| Field | Detail |
|---|---|
| Platform | PortSwigger Web Security Academy |
| Type | Insecure Deserialization — Arbitrary Object Injection, PHP Magic Method Abuse |
| Difficulty | Practitioner |
| Objective | Create and inject a malicious serialized object to delete morale.txt from Carlos's home directory |
Arbitrary Object Injection in PHP¶
I logged in as wiener:peter and decoded the session cookie from /my-account:
O:4:"User":2:{s:8:"username";s:6:"wiener";s:12:"access_token";s:32:"af6dsjup0a1wbxqsxvuv76vqsyjadyxq";}
I tried the b:1 data-type bypass from the previous lab. The server returned a 500 with a PHP debug error confirming strict comparison is in use — that approach doesn't apply here. More useful was a comment in the page source:
<!-- TODO: Refactor once /libs/CustomTemplate.php is updated -->
Navigating to /libs/CustomTemplate.php returned nothing, but editor backup files are sometimes left behind with a trailing tilde:
web-security-academy.net/libs/CustomTemplate.php~
That returned the PHP source. The relevant part:
function __destruct() {
// Carlos thought this would be a good idea
if (file_exists($this->lock_file_path)) {
unlink($this->lock_file_path);
}
}
PHP's __destruct() magic method runs automatically when an object is garbage-collected — no explicit call needed. It calls unlink($this->lock_file_path), deleting whatever file lock_file_path points to. If a CustomTemplate object can be injected with lock_file_path set to /home/carlos/morale.txt, the destructor fires and deletes it the moment the deserialized object goes out of scope. That makes __destruct() a prime gadget starting point — it contains a file operation designed to clean up lock files, but nothing validates that the path is within expected bounds.
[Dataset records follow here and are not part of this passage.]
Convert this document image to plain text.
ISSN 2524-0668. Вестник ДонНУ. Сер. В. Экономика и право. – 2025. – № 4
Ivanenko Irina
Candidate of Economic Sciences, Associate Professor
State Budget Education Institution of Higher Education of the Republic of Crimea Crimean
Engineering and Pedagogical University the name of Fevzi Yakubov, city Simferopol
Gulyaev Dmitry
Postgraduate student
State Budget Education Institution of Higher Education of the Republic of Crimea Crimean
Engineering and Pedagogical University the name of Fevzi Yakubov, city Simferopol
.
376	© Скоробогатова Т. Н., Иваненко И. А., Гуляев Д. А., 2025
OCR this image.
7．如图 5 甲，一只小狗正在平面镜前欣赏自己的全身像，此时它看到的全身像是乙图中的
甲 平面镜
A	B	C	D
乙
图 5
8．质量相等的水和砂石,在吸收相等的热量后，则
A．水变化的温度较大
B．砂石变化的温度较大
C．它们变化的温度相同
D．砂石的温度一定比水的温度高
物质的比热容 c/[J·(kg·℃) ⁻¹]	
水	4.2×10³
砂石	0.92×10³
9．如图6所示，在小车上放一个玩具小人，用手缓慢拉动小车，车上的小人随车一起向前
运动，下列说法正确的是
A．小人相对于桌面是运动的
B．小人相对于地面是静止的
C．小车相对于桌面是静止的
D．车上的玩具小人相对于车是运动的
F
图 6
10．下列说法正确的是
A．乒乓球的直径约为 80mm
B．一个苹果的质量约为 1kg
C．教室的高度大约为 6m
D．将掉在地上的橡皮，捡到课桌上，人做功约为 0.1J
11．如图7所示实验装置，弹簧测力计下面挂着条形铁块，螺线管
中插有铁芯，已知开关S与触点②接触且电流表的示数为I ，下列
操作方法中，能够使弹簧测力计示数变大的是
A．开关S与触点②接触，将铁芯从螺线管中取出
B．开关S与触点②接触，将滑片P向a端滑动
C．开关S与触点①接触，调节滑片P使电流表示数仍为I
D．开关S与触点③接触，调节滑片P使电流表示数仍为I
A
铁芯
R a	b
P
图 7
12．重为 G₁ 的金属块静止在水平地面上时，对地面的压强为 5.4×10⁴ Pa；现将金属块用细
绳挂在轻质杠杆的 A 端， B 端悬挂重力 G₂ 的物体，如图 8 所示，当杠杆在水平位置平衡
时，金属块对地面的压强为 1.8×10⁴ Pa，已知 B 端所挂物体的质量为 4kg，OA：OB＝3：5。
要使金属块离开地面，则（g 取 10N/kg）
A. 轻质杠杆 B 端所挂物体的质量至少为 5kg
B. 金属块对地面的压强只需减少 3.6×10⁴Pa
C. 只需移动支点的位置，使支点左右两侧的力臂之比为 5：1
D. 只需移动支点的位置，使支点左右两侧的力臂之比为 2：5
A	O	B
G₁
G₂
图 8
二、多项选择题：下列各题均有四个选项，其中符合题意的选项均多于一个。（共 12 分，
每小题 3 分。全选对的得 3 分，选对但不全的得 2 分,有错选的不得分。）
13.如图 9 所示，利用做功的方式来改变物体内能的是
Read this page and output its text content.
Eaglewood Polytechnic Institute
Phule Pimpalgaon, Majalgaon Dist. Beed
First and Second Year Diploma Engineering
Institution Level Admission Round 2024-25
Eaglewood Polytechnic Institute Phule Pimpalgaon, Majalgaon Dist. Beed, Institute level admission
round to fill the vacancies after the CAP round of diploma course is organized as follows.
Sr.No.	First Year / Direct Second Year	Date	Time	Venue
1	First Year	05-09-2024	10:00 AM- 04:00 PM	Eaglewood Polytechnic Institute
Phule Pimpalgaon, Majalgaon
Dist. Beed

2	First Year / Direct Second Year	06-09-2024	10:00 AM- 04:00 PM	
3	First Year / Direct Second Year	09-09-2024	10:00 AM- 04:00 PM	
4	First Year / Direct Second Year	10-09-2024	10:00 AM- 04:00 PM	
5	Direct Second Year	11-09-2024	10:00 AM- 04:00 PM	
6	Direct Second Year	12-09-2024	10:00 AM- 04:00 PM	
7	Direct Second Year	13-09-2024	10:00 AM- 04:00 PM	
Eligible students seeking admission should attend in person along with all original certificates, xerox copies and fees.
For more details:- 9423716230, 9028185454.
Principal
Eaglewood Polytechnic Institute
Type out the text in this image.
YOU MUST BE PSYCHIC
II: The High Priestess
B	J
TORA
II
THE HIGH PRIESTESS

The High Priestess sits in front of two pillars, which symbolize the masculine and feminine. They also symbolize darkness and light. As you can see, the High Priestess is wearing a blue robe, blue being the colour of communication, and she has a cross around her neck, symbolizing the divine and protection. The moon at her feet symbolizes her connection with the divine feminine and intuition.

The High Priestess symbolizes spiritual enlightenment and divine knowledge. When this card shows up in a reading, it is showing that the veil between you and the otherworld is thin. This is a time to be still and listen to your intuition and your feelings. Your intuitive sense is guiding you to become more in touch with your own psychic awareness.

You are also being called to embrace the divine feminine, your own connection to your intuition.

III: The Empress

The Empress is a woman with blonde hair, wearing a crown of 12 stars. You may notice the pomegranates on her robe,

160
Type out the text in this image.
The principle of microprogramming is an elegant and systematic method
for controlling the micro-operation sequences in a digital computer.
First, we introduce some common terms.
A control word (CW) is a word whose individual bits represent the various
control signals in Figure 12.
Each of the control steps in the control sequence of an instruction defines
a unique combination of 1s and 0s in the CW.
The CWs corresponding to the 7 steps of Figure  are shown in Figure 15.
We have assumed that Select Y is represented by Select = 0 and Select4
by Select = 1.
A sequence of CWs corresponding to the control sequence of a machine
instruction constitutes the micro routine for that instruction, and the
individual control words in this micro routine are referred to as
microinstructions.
The class name in the payload must match an actual class in the application's code — unserialize() only instantiates classes it knows about. Constructing the malicious object using the real class name from the source:
O:14:"CustomTemplate":1:{s:14:"lock_file_path";s:23:"/home/carlos/morale.txt";}
Base64-encoding and setting it as the session cookie:
The server deserialized the object, instantiating CustomTemplate with lock_file_path = /home/carlos/morale.txt. When the object was destroyed, __destruct() fired and called unlink("/home/carlos/morale.txt").
Lab solved 8.8
Dead Ends & Rabbit Holes¶
Using a made-up class name (TetoTemplate) in the payload failed — unserialize() only instantiates classes that actually exist in the application. The class name must match CustomTemplate exactly as found in the source.